- Born: 1980 (age 45–46) Osaka Prefecture, Japan
- Known for: Sculpture, painting, augmented reality, installation
- Movement: 8-bit art, new media art
- Website: murakamishinji.com

= Shinji Murakami =

Japanese contemporary artist (born 1980)

Shinji Murakami (村上真司, born 1980) is a Japanese contemporary artist based in Brooklyn, New York. He is known for translating 8-bit video-game aesthetics into physical sculptures, paintings, LED works and augmented reality, often rendering flat pixel imagery using materials such as wood, acrylic and resin.

== Early life ==
Murakami was born in 1980 in Osaka Prefecture, Japan. He began as a street artist in Tokyo in his twenties, and relocated to New York in 2009.

== Work ==
Murakami's work is inspired by 8-bit video game culture and draws on the design philosophy of Gunpei Yokoi, the inventor of Nintendo's Game Boy, known as "Lateral Thinking with Withered Technology" — the idea of finding new uses for mature, inexpensive technology. He is known for three-dimensional renderings of flat, 8-bit pixel imagery, working in materials such as wood, acrylic and LED panels. Beginning in 2021 he produced original games for the Atari 2600 console and incorporated augmented reality into his paintings; he later used these games as source material for LED and sculptural works.

== Exhibitions ==
Murakami has been represented by Catinca Tabacaru Gallery since the gallery opened in 2014. His solo exhibitions include 🌺🌷🌼❤️🐴✨🌈🌸🌹, an emoji-titled show at the gallery in New York (2016); Lateral Thinking with Withered Technology at the same gallery (2017); Pizza Boy at Atelier 35, Bucharest (2023); and 2600 at NOWHERE, New York (2024).
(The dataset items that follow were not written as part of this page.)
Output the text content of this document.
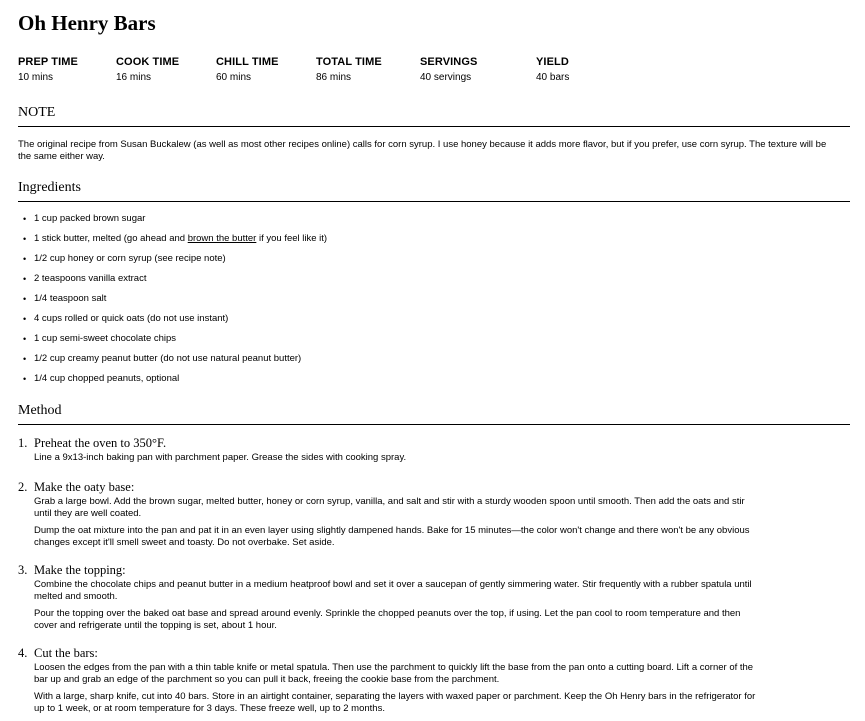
Oh Henry Bars
PREP TIME
10 mins
COOK TIME
16 mins
CHILL TIME
60 mins
TOTAL TIME
86 mins
SERVINGS
40 servings
YIELD
40 bars
NOTE
The original recipe from Susan Buckalew (as well as most other recipes online) calls for corn syrup. I use honey because it adds more flavor, but if you prefer, use corn syrup. The texture will be the same either way.
Ingredients
• 1 cup packed brown sugar
• 1 stick butter, melted (go ahead and brown the butter if you feel like it)
• 1/2 cup honey or corn syrup (see recipe note)
• 2 teaspoons vanilla extract
• 1/4 teaspoon salt
• 4 cups rolled or quick oats (do not use instant)
• 1 cup semi-sweet chocolate chips
• 1/2 cup creamy peanut butter (do not use natural peanut butter)
• 1/4 cup chopped peanuts, optional
Method
1. Preheat the oven to 350°F.

Line a 9x13-inch baking pan with parchment paper. Grease the sides with cooking spray.

2. Make the oaty base:

Grab a large bowl. Add the brown sugar, melted butter, honey or corn syrup, vanilla, and salt and stir with a sturdy wooden spoon until smooth. Then add the oats and stir until they are well coated.

Dump the oat mixture into the pan and pat it in an even layer using slightly dampened hands. Bake for 15 minutes—the color won't change and there won't be any obvious changes except it'll smell sweet and toasty. Do not overbake. Set aside.

3. Make the topping:

Combine the chocolate chips and peanut butter in a medium heatproof bowl and set it over a saucepan of gently simmering water. Stir frequently with a rubber spatula until melted and smooth.

Pour the topping over the baked oat base and spread around evenly. Sprinkle the chopped peanuts over the top, if using. Let the pan cool to room temperature and then cover and refrigerate until the topping is set, about 1 hour.

4. Cut the bars:

Loosen the edges from the pan with a thin table knife or metal spatula. Then use the parchment to quickly lift the base from the pan onto a cutting board. Lift a corner of the bar up and grab an edge of the parchment so you can pull it back, freeing the cookie base from the parchment.

With a large, sharp knife, cut into 40 bars. Store in an airtight container, separating the layers with waxed paper or parchment. Keep the Oh Henry bars in the refrigerator for up to 1 week, or at room temperature for 3 days. These freeze well, up to 2 months.
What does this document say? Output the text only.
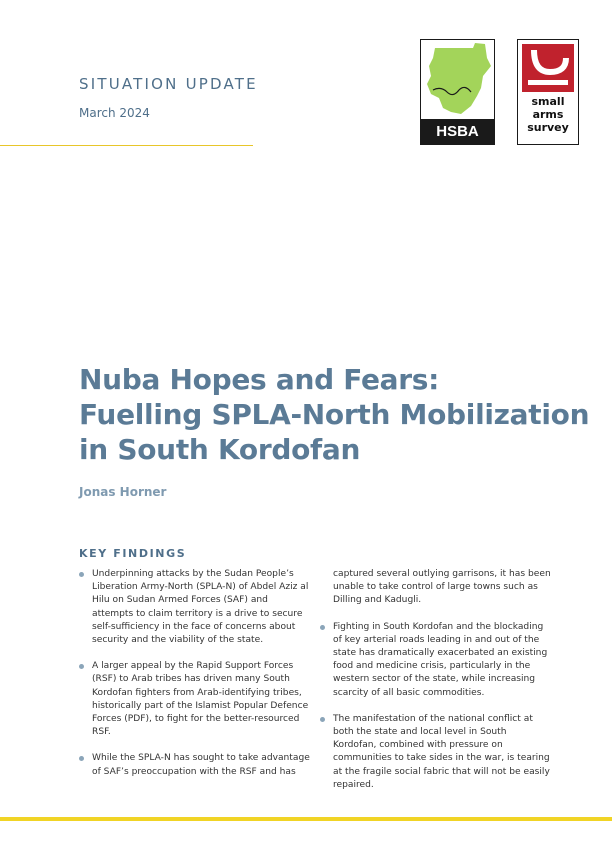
SITUATION UPDATE
March 2024
HSBA
small
arms
survey
Nuba Hopes and Fears:
Fuelling SPLA-North Mobilization
in South Kordofan
Jonas Horner
KEY FINDINGS
Underpinning attacks by the Sudan People’s Liberation Army-North (SPLA-N) of Abdel Aziz al Hilu on Sudan Armed Forces (SAF) and attempts to claim territory is a drive to secure self-sufficiency in the face of concerns about security and the viability of the state.
A larger appeal by the Rapid Support Forces (RSF) to Arab tribes has driven many South Kordofan fighters from Arab-identifying tribes, historically part of the Islamist Popular Defence Forces (PDF), to fight for the better-resourced RSF.
While the SPLA-N has sought to take advantage of SAF’s preoccupation with the RSF and has
captured several outlying garrisons, it has been unable to take control of large towns such as Dilling and Kadugli.
Fighting in South Kordofan and the blockading of key arterial roads leading in and out of the state has dramatically exacerbated an existing food and medicine crisis, particularly in the western sector of the state, while increasing scarcity of all basic commodities.
The manifestation of the national conflict at both the state and local level in South Kordofan, combined with pressure on communities to take sides in the war, is tearing at the fragile social fabric that will not be easily repaired.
== Public commissions and collections ==
Murakami has created site-specific ceramic-tile wall murals for Salesforce offices in cities worldwide, including San Francisco, New York, Tokyo, Sydney, Hyderabad, Dublin, and Chicago. His 2012 work Chippewa Square, an acrylic-and-resin panel rendering the Savannah square in 8-bit form, is held in the permanent collection of the Telfair Museums in Savannah, Georgia, a gift of the artist.

== Recognition ==
In 2011 Murakami was named in Modern Painters "100 Artists to Watch" feature. His work has been covered by publications including Vogue, Juxtapoz, Hyperallergic and Artnet.